Napoli: al Vomero troppe fonti d’albero vuote o col solo ceppo

Appello del Comitato Valori collinari per la giornata dell’albero

            Il 21 novembre prossimo si celebra la giornata nazionale dell’albero. All’approssimarsi dell’evento il Comitato Valori collinari, presieduto dall’ingegnere Gennaro Capodanno, fa il punto sulla difficile situazione del patrimonio arboreo pubblico nell’ambito della municipalità collinare partenopea che comprende i quartieri del Vomero e dell’Arenella, dando tra l’altro voce alle tante proteste che, da tempo, si sollevano da parte degli abitanti della popolosa area interessata, dove risiedono circa 120mila napoletani,  per chiedere che le tante fonti d’albero ancora vuote vengano riempite con nuove essenze arboree, senza che però gli uffici comunali competenti a tutt’oggi abbiano provveduto a dare riscontro a quanto richiesto.

            ” In alcuni casi – puntualizza Capodanno – nelle fonti sono ancora presenti le ceppaie  degli alberi abbattuti, che andrebbero rimosse per fare spazio immediatamente alle nuove alberature. Uno degli ultimi abbattimenti è stato effettuato in via Luca Giordano, nel tratto pedonalizzato tra via Carelli e piazza degli Artisti, dove appunto è stato tagliato l’ennesimo platano, lasciando in sede il solo ceppo. Analoghe situazioni si verificano anche in via Scarlatti, in via Cimarosa e nella centralissima piazza Vanvitelli “.

            ”  Un’altra fonte d’albero, attualmente del tutto vuota e coperta da uno strato di bitume – ricorda Capodanno – ,  salì alla ribalta delle cronache per il fatto che una turista di passaggio vi cadde dentro, riportando ferite tali da dover ricorrere alle cure dei sanitari, sollevando il giusto risentimento dei tanti che assistettero alle scena, al punto che la sera stessa dell’incidente comparve un duro cartello di protesta e di denuncia “.

            ” Purtroppo il Vomero oggi è uno dei quartieri meno verdi d’Europa – continua Capodanno – e, se non avessimo la fortuna di avere sul territorio il parco della Floridiana, la quale si è salvata dalla speculazione edilizia che ha distrutto gran parte del verde presente in quello che un tempo era conosciuto come “quartiere dei broccoli” ma che purtroppo versa anch’essa da anni in pessime condizioni manutentive con molte aree interdette ai visitatori, la situazione sarebbe ancora peggiore. L’opera di cementificazione, avvenuta a partire dagli anni ’60, ha eliminato le tante aree verdi presenti, sostituendole con palazzoni di sette piani e oltre “.

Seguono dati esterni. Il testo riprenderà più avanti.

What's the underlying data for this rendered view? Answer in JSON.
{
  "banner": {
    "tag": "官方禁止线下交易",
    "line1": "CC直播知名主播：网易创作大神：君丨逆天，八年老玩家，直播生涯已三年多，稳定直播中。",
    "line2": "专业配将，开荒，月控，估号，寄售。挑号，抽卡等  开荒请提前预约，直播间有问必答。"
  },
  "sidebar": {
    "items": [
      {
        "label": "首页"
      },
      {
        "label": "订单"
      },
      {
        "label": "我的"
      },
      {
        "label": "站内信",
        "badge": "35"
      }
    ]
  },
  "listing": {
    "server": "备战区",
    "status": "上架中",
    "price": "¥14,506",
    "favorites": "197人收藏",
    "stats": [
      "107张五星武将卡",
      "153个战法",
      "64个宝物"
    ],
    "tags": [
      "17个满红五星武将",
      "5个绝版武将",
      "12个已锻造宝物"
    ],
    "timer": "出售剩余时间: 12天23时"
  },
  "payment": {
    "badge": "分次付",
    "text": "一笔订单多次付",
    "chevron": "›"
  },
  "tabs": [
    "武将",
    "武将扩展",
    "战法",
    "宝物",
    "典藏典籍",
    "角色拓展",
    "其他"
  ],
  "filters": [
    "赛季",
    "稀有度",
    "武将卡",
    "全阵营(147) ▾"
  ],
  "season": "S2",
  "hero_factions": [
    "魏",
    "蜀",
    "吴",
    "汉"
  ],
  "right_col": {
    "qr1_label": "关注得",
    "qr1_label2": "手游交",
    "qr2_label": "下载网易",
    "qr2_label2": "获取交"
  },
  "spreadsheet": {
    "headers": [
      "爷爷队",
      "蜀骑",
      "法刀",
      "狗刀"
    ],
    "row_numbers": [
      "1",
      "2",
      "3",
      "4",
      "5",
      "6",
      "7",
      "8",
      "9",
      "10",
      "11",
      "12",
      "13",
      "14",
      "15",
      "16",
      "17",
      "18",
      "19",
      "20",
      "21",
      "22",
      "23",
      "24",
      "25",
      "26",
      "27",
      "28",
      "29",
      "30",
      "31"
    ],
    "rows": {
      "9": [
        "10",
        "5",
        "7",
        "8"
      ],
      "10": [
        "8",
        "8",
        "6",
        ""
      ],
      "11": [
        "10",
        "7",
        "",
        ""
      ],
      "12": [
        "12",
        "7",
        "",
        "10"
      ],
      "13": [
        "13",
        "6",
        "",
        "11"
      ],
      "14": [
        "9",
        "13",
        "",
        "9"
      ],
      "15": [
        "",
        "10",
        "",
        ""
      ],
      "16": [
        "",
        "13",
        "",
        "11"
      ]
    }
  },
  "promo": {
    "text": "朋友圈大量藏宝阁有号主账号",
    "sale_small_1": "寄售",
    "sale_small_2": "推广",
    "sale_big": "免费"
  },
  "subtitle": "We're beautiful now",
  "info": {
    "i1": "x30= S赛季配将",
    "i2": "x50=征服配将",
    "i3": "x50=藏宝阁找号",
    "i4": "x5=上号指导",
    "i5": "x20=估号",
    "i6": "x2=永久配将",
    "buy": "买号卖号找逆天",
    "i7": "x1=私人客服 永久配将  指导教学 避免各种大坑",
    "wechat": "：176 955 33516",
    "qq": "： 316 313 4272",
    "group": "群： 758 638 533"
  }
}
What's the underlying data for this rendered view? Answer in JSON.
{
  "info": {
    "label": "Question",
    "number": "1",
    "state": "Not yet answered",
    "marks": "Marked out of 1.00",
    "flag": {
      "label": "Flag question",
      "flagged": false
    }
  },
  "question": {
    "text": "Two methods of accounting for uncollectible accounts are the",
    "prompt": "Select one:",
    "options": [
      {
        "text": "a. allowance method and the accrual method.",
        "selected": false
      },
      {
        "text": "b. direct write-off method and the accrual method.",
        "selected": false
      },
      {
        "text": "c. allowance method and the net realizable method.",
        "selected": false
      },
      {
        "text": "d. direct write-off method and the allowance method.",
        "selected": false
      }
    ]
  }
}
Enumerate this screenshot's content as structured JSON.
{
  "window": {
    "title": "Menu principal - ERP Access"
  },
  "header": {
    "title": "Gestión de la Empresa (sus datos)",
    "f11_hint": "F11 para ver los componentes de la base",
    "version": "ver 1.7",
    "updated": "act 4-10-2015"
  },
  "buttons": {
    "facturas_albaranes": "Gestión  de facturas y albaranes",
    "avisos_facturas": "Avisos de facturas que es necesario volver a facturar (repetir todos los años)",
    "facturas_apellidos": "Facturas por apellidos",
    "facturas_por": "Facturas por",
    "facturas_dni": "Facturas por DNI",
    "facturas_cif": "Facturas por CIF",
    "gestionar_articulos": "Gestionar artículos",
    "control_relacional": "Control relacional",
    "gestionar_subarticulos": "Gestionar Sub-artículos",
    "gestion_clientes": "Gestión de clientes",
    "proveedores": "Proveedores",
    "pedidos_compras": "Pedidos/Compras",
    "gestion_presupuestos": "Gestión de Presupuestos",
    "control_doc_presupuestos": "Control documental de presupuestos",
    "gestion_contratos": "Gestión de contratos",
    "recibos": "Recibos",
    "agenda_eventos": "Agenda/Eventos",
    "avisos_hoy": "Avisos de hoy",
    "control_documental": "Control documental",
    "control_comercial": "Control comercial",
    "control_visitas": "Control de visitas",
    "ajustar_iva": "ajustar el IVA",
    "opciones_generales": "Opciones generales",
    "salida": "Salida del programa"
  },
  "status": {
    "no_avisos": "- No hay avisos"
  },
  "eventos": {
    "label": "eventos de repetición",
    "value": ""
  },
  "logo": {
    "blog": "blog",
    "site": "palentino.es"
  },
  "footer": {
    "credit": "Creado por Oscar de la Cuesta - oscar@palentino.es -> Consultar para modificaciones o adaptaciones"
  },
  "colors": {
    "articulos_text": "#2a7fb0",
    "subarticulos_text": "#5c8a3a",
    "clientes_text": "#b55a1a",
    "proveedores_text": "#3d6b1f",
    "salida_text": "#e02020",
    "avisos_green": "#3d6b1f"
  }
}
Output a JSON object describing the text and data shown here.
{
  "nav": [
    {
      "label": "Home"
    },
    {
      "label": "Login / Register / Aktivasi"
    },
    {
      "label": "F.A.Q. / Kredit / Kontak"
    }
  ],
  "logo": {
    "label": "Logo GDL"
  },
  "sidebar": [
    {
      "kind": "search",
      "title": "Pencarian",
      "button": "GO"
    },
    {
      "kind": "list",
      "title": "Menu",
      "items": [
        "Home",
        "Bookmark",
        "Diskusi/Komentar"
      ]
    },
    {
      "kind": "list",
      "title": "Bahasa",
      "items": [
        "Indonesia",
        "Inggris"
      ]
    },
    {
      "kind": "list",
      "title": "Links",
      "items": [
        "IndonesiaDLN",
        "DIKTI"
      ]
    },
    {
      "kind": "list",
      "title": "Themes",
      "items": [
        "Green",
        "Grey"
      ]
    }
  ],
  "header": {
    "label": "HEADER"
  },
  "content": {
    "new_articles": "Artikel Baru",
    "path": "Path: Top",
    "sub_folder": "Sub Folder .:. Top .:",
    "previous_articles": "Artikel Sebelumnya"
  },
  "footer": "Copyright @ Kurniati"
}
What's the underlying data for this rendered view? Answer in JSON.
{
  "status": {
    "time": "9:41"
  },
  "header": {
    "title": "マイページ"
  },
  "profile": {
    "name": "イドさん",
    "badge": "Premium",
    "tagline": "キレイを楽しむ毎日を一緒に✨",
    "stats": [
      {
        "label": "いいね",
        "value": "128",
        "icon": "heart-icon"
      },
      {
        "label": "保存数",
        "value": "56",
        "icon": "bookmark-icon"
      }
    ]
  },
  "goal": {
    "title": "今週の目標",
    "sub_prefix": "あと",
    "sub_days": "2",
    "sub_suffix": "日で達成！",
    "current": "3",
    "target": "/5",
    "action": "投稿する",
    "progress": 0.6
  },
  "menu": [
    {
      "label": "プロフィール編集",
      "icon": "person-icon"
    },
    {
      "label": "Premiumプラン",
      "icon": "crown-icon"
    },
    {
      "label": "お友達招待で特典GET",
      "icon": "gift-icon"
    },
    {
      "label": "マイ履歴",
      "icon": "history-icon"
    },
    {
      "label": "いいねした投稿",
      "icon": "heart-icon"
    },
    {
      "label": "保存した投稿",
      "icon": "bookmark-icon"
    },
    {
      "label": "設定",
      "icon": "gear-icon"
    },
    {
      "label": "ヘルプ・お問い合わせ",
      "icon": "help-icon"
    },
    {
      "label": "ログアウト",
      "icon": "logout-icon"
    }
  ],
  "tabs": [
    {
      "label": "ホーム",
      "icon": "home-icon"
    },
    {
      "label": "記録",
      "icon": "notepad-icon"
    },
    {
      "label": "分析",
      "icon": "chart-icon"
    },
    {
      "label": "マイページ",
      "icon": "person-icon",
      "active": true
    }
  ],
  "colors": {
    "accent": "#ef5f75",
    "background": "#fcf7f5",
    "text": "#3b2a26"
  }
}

            ” Si aggiunga – sottolinea Capodanno – che molte delle alberature stradali, costituite per lo più da platani, oltre ad essere infestate da anni dalla famigerata “cimice del platano, sono afflitte da tempo da diverse patologie, a partire dal cosiddetto cancro colorato, che le hanno decimate, senza che, in molti casi, si sia provveduto poi alla piantumazione di nuove essenze arboree “.

            ” E’ auspicabile che a breve – afferma Capodanno – oltre agli interventi di potatura, non più procrastinabili, al punto che in alcune strade le alberature arrivano alle abitazioni dei piani alti degli edifici, sia prevista anche la messa a dimora di nuove alberature lungo le tante strade del quartiere che ne sono prive, previa rimozione dalle fonti, laddove ancora presenti, di ceppi e alberature morte “.